I stopped by and thought I'd best leave a little note that I was here.

Not sure what to say about the delusional prophet.

As for money... I agree. And apparently the spambot's comment above this one ties in nicely.

(This particular spambot is especially annoying in that it finds your old archived posts and comments there as well. On one post I found its message had been left four times!)

jollybeggar said...

"There seems to be some Capitalism slipping into the church and oddly enough I am not a Capital-ist, I am a Christ-ian. But you couldn't tell that by church teaching. Whoever said 'blessed are the poor' musta been crazy."

yeah, who was that guy- didn't he also say " 'My house will be called a house of prayer,' but you are making it a 'den of robbers.' "

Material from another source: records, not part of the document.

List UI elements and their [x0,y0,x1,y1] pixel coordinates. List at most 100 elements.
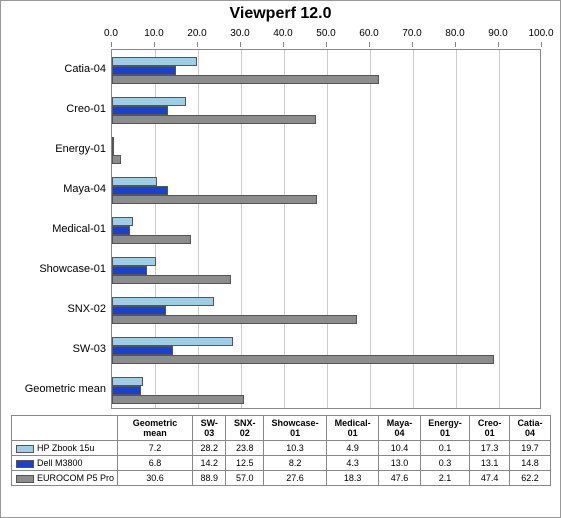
bar [112,66,176,75]
bar [112,155,121,164]
bar [112,337,233,346]
table-header-cell [12,416,118,441]
table-header-cell: Geometric mean [118,416,193,441]
table-cell: 17.3 [470,441,510,456]
table-cell: 8.2 [264,456,327,471]
table-header-cell: Creo-01 [470,416,510,441]
category-label: Catia-04 [6,63,106,75]
legend-series-name: Dell M3800 [37,458,83,468]
table-cell: 47.4 [470,471,510,486]
table-cell: 28.2 [193,441,226,456]
legend-cell: Dell M3800 [12,456,118,471]
bar [112,226,130,235]
bar-group [112,330,540,370]
x-tick-label: 20.0 [187,28,206,39]
bar [112,297,214,306]
bar [112,217,133,226]
bar [112,137,114,146]
bar [112,177,157,186]
table-header-cell: SW-03 [193,416,226,441]
bar [112,257,156,266]
y-axis-labels: Catia-04Creo-01Energy-01Maya-04Medical-0… [1,49,106,409]
bar [112,346,173,355]
bar-group [112,210,540,250]
table-cell: 12.5 [226,456,264,471]
bar [112,57,197,66]
table-cell: 4.9 [327,441,379,456]
bar [112,306,166,315]
table-row: HP Zbook 15u 7.228.223.810.34.910.40.117.… [12,441,551,456]
bar [112,395,244,404]
table-cell: 19.7 [509,441,550,456]
table-cell: 10.4 [379,441,421,456]
table-cell: 0.3 [420,456,470,471]
legend-cell: HP Zbook 15u [12,441,118,456]
bar [112,115,316,124]
category-label: Showcase-01 [6,263,106,275]
category-label: SW-03 [6,343,106,355]
bar [112,97,186,106]
legend-swatch [16,445,34,453]
bar [112,315,357,324]
table-cell: 13.1 [470,456,510,471]
x-tick-label: 80.0 [445,28,464,39]
bar [112,275,231,284]
bar-group [112,170,540,210]
legend-series-name: HP Zbook 15u [37,443,94,453]
bar [112,195,317,204]
table-cell: 13.0 [379,456,421,471]
x-tick-label: 60.0 [359,28,378,39]
bar [112,186,168,195]
bar [112,377,143,386]
chart-title: Viewperf 12.0 [1,1,560,25]
category-label: Maya-04 [6,183,106,195]
table-cell: 7.2 [118,441,193,456]
x-axis: 0.010.020.030.040.050.060.070.080.090.01… [111,26,541,46]
table-cell: 10.3 [264,441,327,456]
x-tick-label: 10.0 [144,28,163,39]
x-tick-label: 0.0 [104,28,118,39]
table-header-cell: SNX-02 [226,416,264,441]
legend-series-name: EUROCOM P5 Pro [37,473,114,483]
x-tick-label: 70.0 [402,28,421,39]
table-cell: 14.8 [509,456,550,471]
table-cell: 62.2 [509,471,550,486]
table-header-cell: Medical-01 [327,416,379,441]
bar-group [112,90,540,130]
table-cell: 4.3 [327,456,379,471]
table-cell: 14.2 [193,456,226,471]
bar [112,106,168,115]
plot-area [111,49,541,409]
chart-container: Viewperf 12.0 0.010.020.030.040.050.060.… [0,0,561,518]
table-header-cell: Catia-04 [509,416,550,441]
bar-group [112,130,540,170]
bar-group [112,370,540,410]
table-cell: 88.9 [193,471,226,486]
table-header-cell: Showcase-01 [264,416,327,441]
table-cell: 18.3 [327,471,379,486]
table-cell: 6.8 [118,456,193,471]
table-cell: 0.1 [420,441,470,456]
table-cell: 57.0 [226,471,264,486]
table-cell: 27.6 [264,471,327,486]
x-tick-label: 90.0 [488,28,507,39]
category-label: SNX-02 [6,303,106,315]
category-label: Energy-01 [6,143,106,155]
bar [112,355,494,364]
table-row: EUROCOM P5 Pro30.688.957.027.618.347.62.… [12,471,551,486]
table-cell: 30.6 [118,471,193,486]
bar [112,235,191,244]
bar [112,386,141,395]
x-tick-label: 100.0 [528,28,553,39]
table-cell: 23.8 [226,441,264,456]
table-header-cell: Maya-04 [379,416,421,441]
table-header-row: Geometric meanSW-03SNX-02Showcase-01Medi… [12,416,551,441]
legend-swatch [16,460,34,468]
bar-group [112,290,540,330]
legend-swatch [16,475,34,483]
table-body: HP Zbook 15u 7.228.223.810.34.910.40.117.… [12,441,551,486]
data-table: Geometric meanSW-03SNX-02Showcase-01Medi… [11,415,551,486]
table-row: Dell M3800 6.814.212.58.24.313.00.313.114… [12,456,551,471]
table-cell: 47.6 [379,471,421,486]
legend-cell: EUROCOM P5 Pro [12,471,118,486]
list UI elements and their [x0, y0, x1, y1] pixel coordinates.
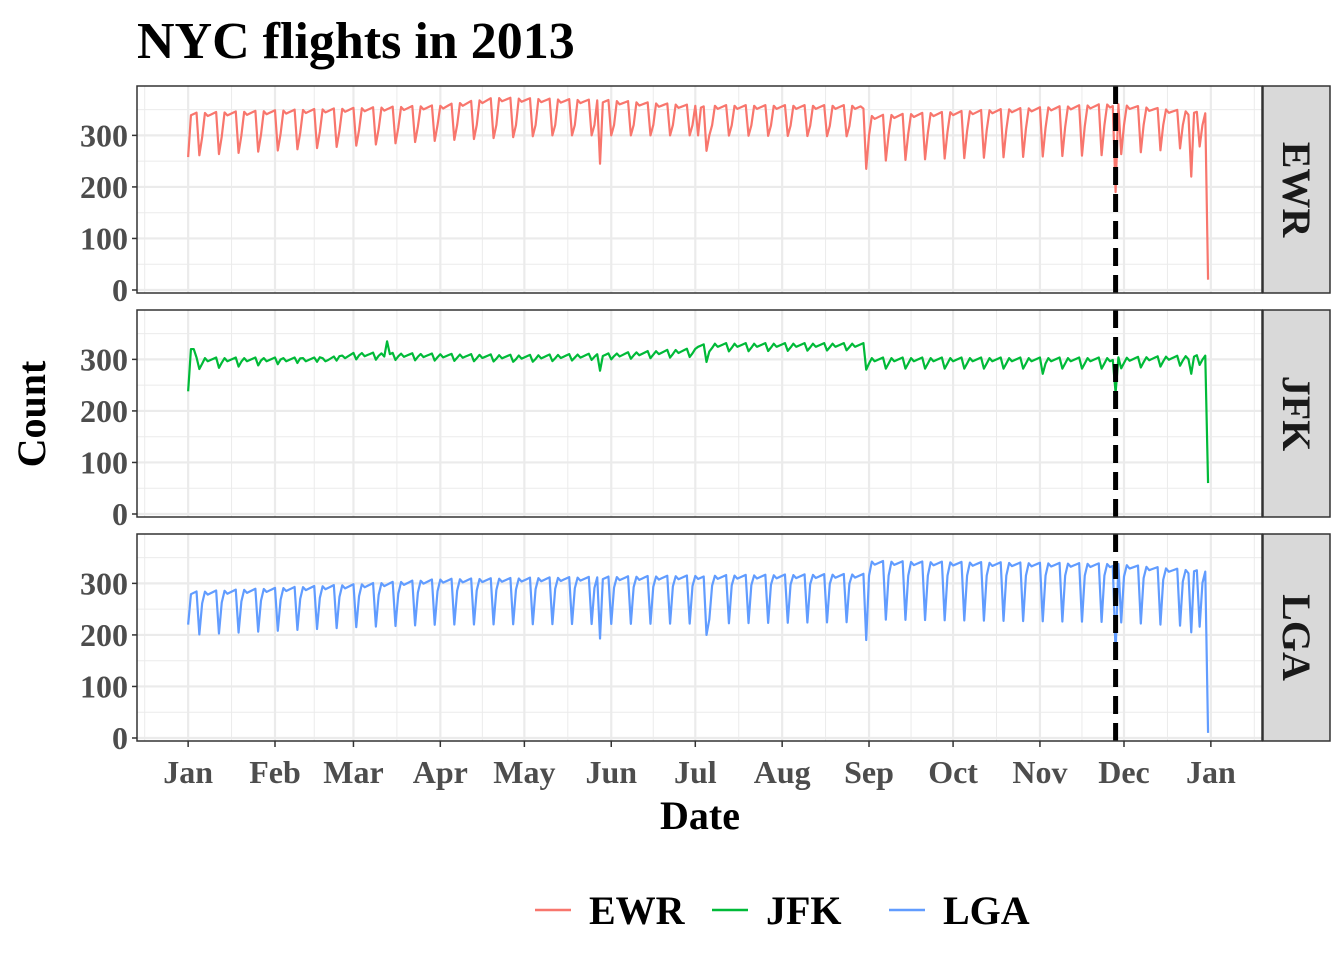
x-tick-label: Jun: [585, 754, 637, 790]
legend: EWR JFK LGA: [535, 888, 1030, 933]
y-tick-label: 100: [80, 668, 128, 704]
facet-panel-ewr: 0 100 200 300 EWR: [80, 85, 1331, 308]
y-tick-label: 100: [80, 220, 128, 256]
panel-border: [136, 533, 1263, 742]
x-tick-label: Sep: [844, 754, 894, 790]
x-tick-label: Nov: [1012, 754, 1067, 790]
y-tick-label: 200: [80, 393, 128, 429]
x-tick-label: Apr: [413, 754, 468, 790]
y-tick-label: 0: [112, 496, 128, 532]
series-line-jfk: [187, 340, 1210, 484]
y-tick-label: 200: [80, 169, 128, 205]
facet-strip: [1262, 533, 1331, 742]
facet-strip: [1262, 85, 1331, 294]
y-tick-label: 200: [80, 617, 128, 653]
facet-panel-jfk: 0 100 200 300 JFK: [80, 309, 1331, 532]
panel-background: [137, 534, 1262, 741]
x-tick-label: Jan: [163, 754, 213, 790]
panel-background: [137, 310, 1262, 517]
x-tick-label: May: [493, 754, 555, 790]
legend-label: LGA: [943, 888, 1030, 933]
facet-strip-label: EWR: [1274, 142, 1319, 239]
y-tick-label: 300: [80, 117, 128, 153]
x-tick-label: Jul: [674, 754, 717, 790]
y-tick-label: 300: [80, 341, 128, 377]
legend-item-jfk: JFK: [712, 888, 842, 933]
x-tick-label: Aug: [754, 754, 811, 790]
x-tick-label: Feb: [249, 754, 301, 790]
y-tick-label: 300: [80, 565, 128, 601]
y-tick-label: 0: [112, 272, 128, 308]
legend-item-lga: LGA: [889, 888, 1030, 933]
legend-label: JFK: [766, 888, 842, 933]
y-tick-label: 0: [112, 720, 128, 756]
legend-item-ewr: EWR: [535, 888, 686, 933]
series-line-lga: [187, 559, 1210, 733]
facet-panels: 0 100 200 300 EWR 0 100 200 300 JFK 0 100 200 300 LGA: [80, 85, 1331, 756]
x-tick-label: Mar: [323, 754, 383, 790]
y-tick-label: 100: [80, 444, 128, 480]
x-tick-label: Jan: [1186, 754, 1236, 790]
series-line-ewr: [187, 96, 1210, 280]
x-axis: Jan Feb Mar Apr May Jun Jul Aug Sep Oct Nov Dec Jan: [163, 741, 1236, 790]
panel-border: [136, 85, 1263, 294]
facet-strip-label: JFK: [1274, 376, 1319, 452]
x-tick-label: Oct: [928, 754, 978, 790]
panel-border: [136, 309, 1263, 518]
legend-label: EWR: [589, 888, 686, 933]
x-tick-label: Dec: [1098, 754, 1150, 790]
y-axis-title: Count: [9, 360, 54, 467]
facet-strip: [1262, 309, 1331, 518]
chart-title: NYC flights in 2013: [137, 13, 575, 70]
facet-panel-lga: 0 100 200 300 LGA: [80, 533, 1331, 756]
facet-strip-label: LGA: [1274, 594, 1319, 681]
x-axis-title: Date: [660, 793, 740, 838]
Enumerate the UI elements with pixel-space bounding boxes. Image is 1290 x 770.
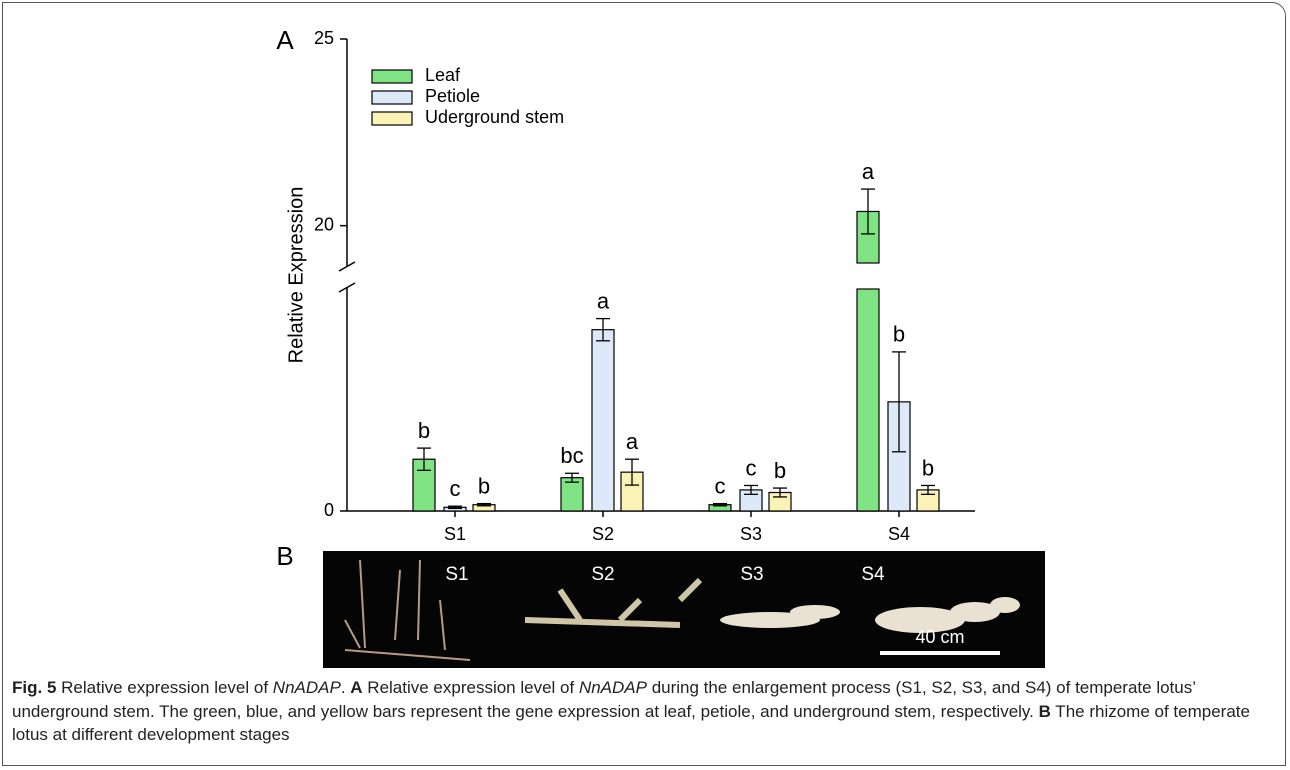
legend-label: Leaf bbox=[425, 65, 461, 85]
x-tick-label: S4 bbox=[888, 524, 910, 544]
caption-run: Relative expression level of bbox=[56, 678, 272, 697]
caption-run: B bbox=[1039, 702, 1051, 721]
significance-letter: b bbox=[893, 322, 905, 347]
significance-letter: b bbox=[418, 418, 430, 443]
legend-label: Uderground stem bbox=[425, 107, 564, 127]
photo-label: S2 bbox=[591, 564, 614, 585]
caption: Fig. 5 Relative expression level of NnAD… bbox=[12, 676, 1272, 747]
legend-swatch bbox=[372, 112, 412, 125]
y-tick-label: 0 bbox=[324, 500, 334, 520]
caption-run: A bbox=[350, 678, 362, 697]
caption-run: NnADAP bbox=[273, 678, 341, 697]
panel-label: A bbox=[276, 25, 294, 55]
caption-run: . bbox=[341, 678, 350, 697]
page: A B Relative Expression 40 cm 02025S1bcb… bbox=[0, 0, 1290, 770]
significance-letter: a bbox=[862, 159, 875, 184]
photo-label: S4 bbox=[861, 564, 885, 585]
significance-letter: c bbox=[715, 473, 726, 498]
bar bbox=[592, 330, 614, 511]
panel-label: B bbox=[276, 541, 293, 571]
caption-run: NnADAP bbox=[579, 678, 647, 697]
photo bbox=[323, 551, 1045, 668]
legend-swatch bbox=[372, 91, 412, 104]
significance-letter: c bbox=[746, 455, 757, 480]
significance-letter: c bbox=[450, 476, 461, 501]
significance-letter: b bbox=[478, 473, 490, 498]
legend-swatch bbox=[372, 70, 412, 83]
y-axis-title: Relative Expression bbox=[285, 187, 307, 364]
legend-label: Petiole bbox=[425, 86, 480, 106]
significance-letter: a bbox=[597, 288, 610, 313]
caption-run: Fig. 5 bbox=[12, 678, 56, 697]
significance-letter: b bbox=[922, 455, 934, 480]
significance-letter: b bbox=[774, 458, 786, 483]
y-tick-label: 25 bbox=[314, 28, 334, 48]
significance-letter: bc bbox=[560, 443, 583, 468]
caption-run: Relative expression level of bbox=[363, 678, 579, 697]
bar bbox=[857, 289, 879, 511]
x-tick-label: S1 bbox=[444, 524, 466, 544]
x-tick-label: S3 bbox=[740, 524, 762, 544]
scale-bar-label: 40 cm bbox=[915, 627, 964, 647]
photo-label: S1 bbox=[445, 564, 468, 585]
x-tick-label: S2 bbox=[592, 524, 614, 544]
y-tick-label: 20 bbox=[314, 214, 334, 234]
significance-letter: a bbox=[626, 429, 639, 454]
photo-label: S3 bbox=[740, 564, 763, 585]
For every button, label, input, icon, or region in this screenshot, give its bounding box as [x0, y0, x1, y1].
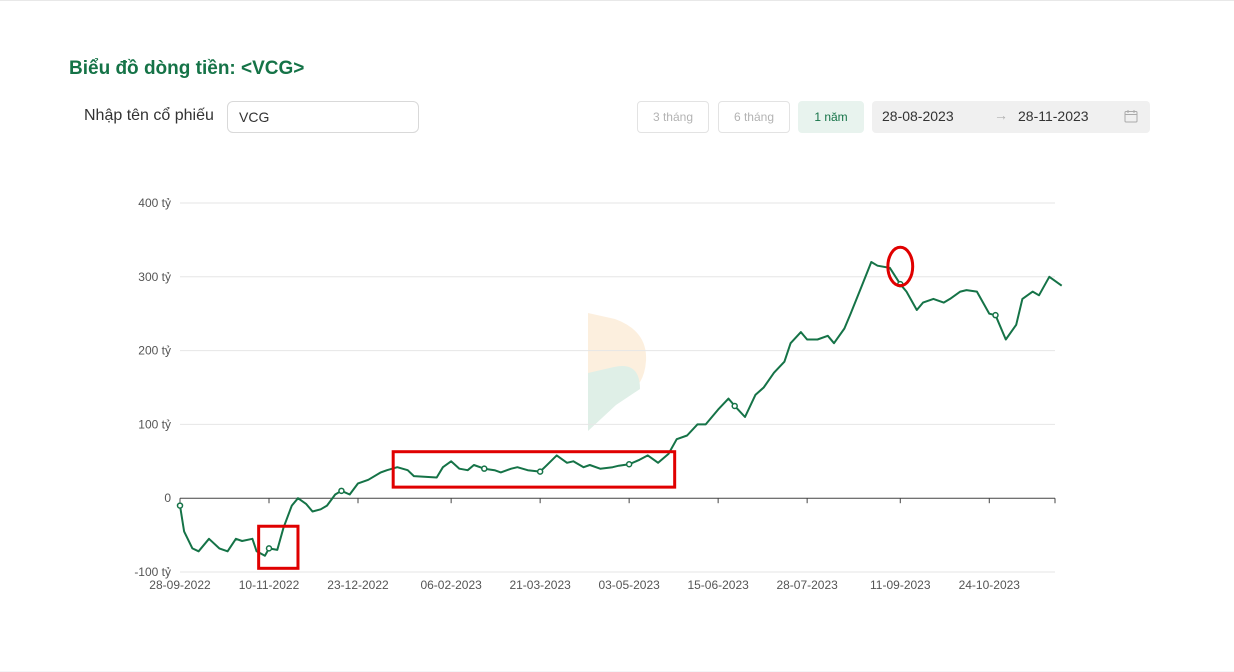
x-tick-label: 15-06-2023 [687, 578, 749, 592]
date-range-arrow-icon: → [994, 107, 1008, 123]
x-tick-label: 11-09-2023 [870, 578, 931, 592]
x-tick-label: 24-10-2023 [959, 578, 1021, 592]
calendar-icon[interactable] [1124, 109, 1138, 123]
data-point [992, 311, 999, 319]
data-point [338, 487, 345, 495]
y-tick-label: 200 tỷ [138, 344, 171, 358]
x-axis: 28-09-2022 10-11-2022 23-12-2022 06-02-2023… [149, 498, 1056, 592]
x-tick-label: 28-07-2023 [776, 578, 838, 592]
y-tick-label: 100 tỷ [138, 417, 171, 431]
page-title: Biểu đồ dòng tiền: <VCG> [69, 58, 305, 79]
data-point [625, 461, 633, 468]
date-range-picker[interactable]: 28-08-2023 → 28-11-2023 [872, 101, 1150, 133]
x-tick-label: 21-03-2023 [509, 578, 571, 592]
date-to[interactable]: 28-11-2023 [1018, 108, 1089, 124]
x-tick-label: 28-09-2022 [149, 578, 211, 592]
highlight-annotations [257, 245, 915, 570]
highlight-circle [886, 245, 915, 288]
series-points [176, 280, 999, 552]
y-tick-label: -100 tỷ [134, 565, 171, 579]
data-point [481, 465, 488, 472]
x-tick-label: 06-02-2023 [420, 578, 482, 592]
y-tick-label: 400 tỷ [138, 196, 171, 210]
y-tick-label: 300 tỷ [138, 270, 171, 284]
x-tick-label: 10-11-2022 [239, 578, 300, 592]
watermark-logo [588, 313, 647, 431]
stock-input-label: Nhập tên cổ phiếu [84, 107, 214, 124]
y-tick-label: 0 [164, 491, 171, 505]
highlight-box [257, 524, 300, 570]
date-from[interactable]: 28-08-2023 [882, 108, 954, 124]
range-1-year-button[interactable]: 1 năm [798, 101, 864, 133]
x-tick-label: 03-05-2023 [598, 578, 660, 592]
highlight-box [391, 450, 677, 489]
data-point [536, 468, 544, 475]
data-point [265, 545, 273, 552]
range-3-months-button[interactable]: 3 tháng [637, 101, 709, 133]
data-point [731, 402, 738, 410]
data-point [176, 502, 184, 509]
stock-input[interactable] [227, 101, 419, 133]
y-axis: -100 tỷ 0 100 tỷ 200 tỷ 300 tỷ 400 tỷ [134, 196, 171, 579]
series-line [179, 261, 1063, 557]
x-tick-label: 23-12-2022 [327, 578, 389, 592]
range-6-months-button[interactable]: 6 tháng [718, 101, 790, 133]
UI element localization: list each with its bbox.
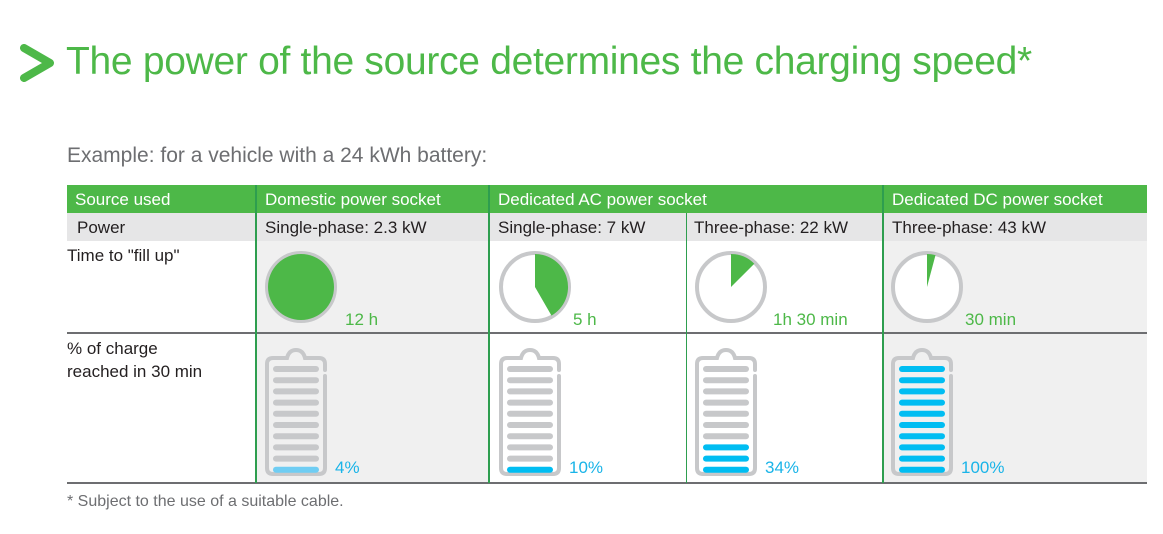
time-pie-chart (889, 249, 965, 330)
battery-bar (703, 366, 749, 372)
charge-label-line2: reached in 30 min (67, 362, 203, 381)
battery-bar (703, 455, 749, 462)
header-row: Source used Domestic power socket Dedica… (67, 185, 1147, 213)
clock-pie (265, 251, 337, 323)
battery-bar (273, 377, 319, 384)
battery-bar (273, 455, 319, 462)
battery-bar (273, 388, 319, 395)
battery-bar (899, 388, 945, 395)
divider (67, 332, 1147, 334)
battery-bar (899, 399, 945, 406)
battery-bar (899, 377, 945, 384)
charge-value: 10% (569, 458, 604, 477)
time-value: 12 h (345, 310, 379, 329)
battery-bar (507, 433, 553, 440)
battery-bar (507, 455, 553, 462)
battery-icon (497, 344, 567, 483)
battery-bar (273, 399, 319, 406)
subtitle: Example: for a vehicle with a 24 kWh bat… (67, 144, 488, 167)
power-ac-three: Three-phase: 22 kW (686, 213, 884, 241)
power-domestic: Single-phase: 2.3 kW (257, 213, 490, 241)
battery-bar (703, 466, 749, 473)
battery-bar (703, 388, 749, 395)
header-domestic: Domestic power socket (257, 185, 488, 213)
clock-pie (891, 251, 963, 323)
battery-bar (273, 444, 319, 451)
clock-pie (695, 251, 767, 323)
battery-bar (703, 410, 749, 417)
time-value: 30 min (965, 310, 1017, 329)
battery-bar (273, 410, 319, 417)
battery-bar (703, 422, 749, 428)
battery-bar (507, 422, 553, 428)
battery-icon (889, 344, 959, 483)
charge-value: 4% (335, 458, 360, 477)
battery-icon (263, 344, 333, 483)
battery-bar (273, 466, 319, 473)
battery-bar (507, 399, 553, 406)
header-dc: Dedicated DC power socket (884, 185, 1147, 213)
battery-bar (703, 399, 749, 406)
battery-bar (899, 466, 945, 473)
battery-bar (507, 388, 553, 395)
page-title: The power of the source determines the c… (66, 40, 1032, 83)
battery-bar (899, 444, 945, 451)
time-pie-chart (497, 249, 573, 330)
battery-bar (899, 422, 945, 428)
time-value: 1h 30 min (773, 310, 848, 329)
charge-value: 100% (961, 458, 1005, 477)
column-divider (488, 185, 490, 483)
battery-bar (507, 466, 553, 473)
divider (67, 482, 1147, 484)
battery-icon (693, 344, 763, 483)
battery-bar (507, 444, 553, 451)
header-source: Source used (67, 185, 255, 213)
time-row: Time to "fill up" 12 h 5 h 1h 30 min 30 min (67, 241, 1147, 333)
battery-bar (899, 455, 945, 462)
battery-bar (507, 410, 553, 417)
battery-bar (273, 433, 319, 440)
time-label: Time to "fill up" (67, 246, 180, 265)
time-pie-chart (263, 249, 339, 330)
power-dc: Three-phase: 43 kW (884, 213, 1147, 241)
column-divider (882, 185, 884, 483)
battery-bar (899, 410, 945, 417)
battery-bar (507, 366, 553, 372)
header-ac: Dedicated AC power socket (490, 185, 882, 213)
battery-bar (899, 366, 945, 372)
charge-label-line1: % of charge (67, 339, 158, 358)
power-row: Power Single-phase: 2.3 kW Single-phase:… (67, 213, 1147, 241)
battery-bar (899, 433, 945, 440)
battery-bar (273, 422, 319, 428)
battery-bar (703, 377, 749, 384)
chevron-right-icon (20, 44, 54, 82)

it appears as though our recent dialogue was inspiring, for i too have posted some reflections upon the strange relationship between misinterpretation of scripture and endtimes fanaticity...


jollybeggar said...

ps: as for spammers, i think that they may very well be destined for the 3rd circle of dante's hell, to withstand the perpetual deluge of their own useless words for eternity? there is probably some blurring of the lines between circles two and three for both spammers AND bloggers... it probably depends on whether there is anyone reading or responding to their stuff...

still kinda funny that you were talking about the den of robbers and some sweet-talking spammer shows up to plug his secret shopper scam. pretty obvious that your post wasn't read, no matter how nice anon claimed it was!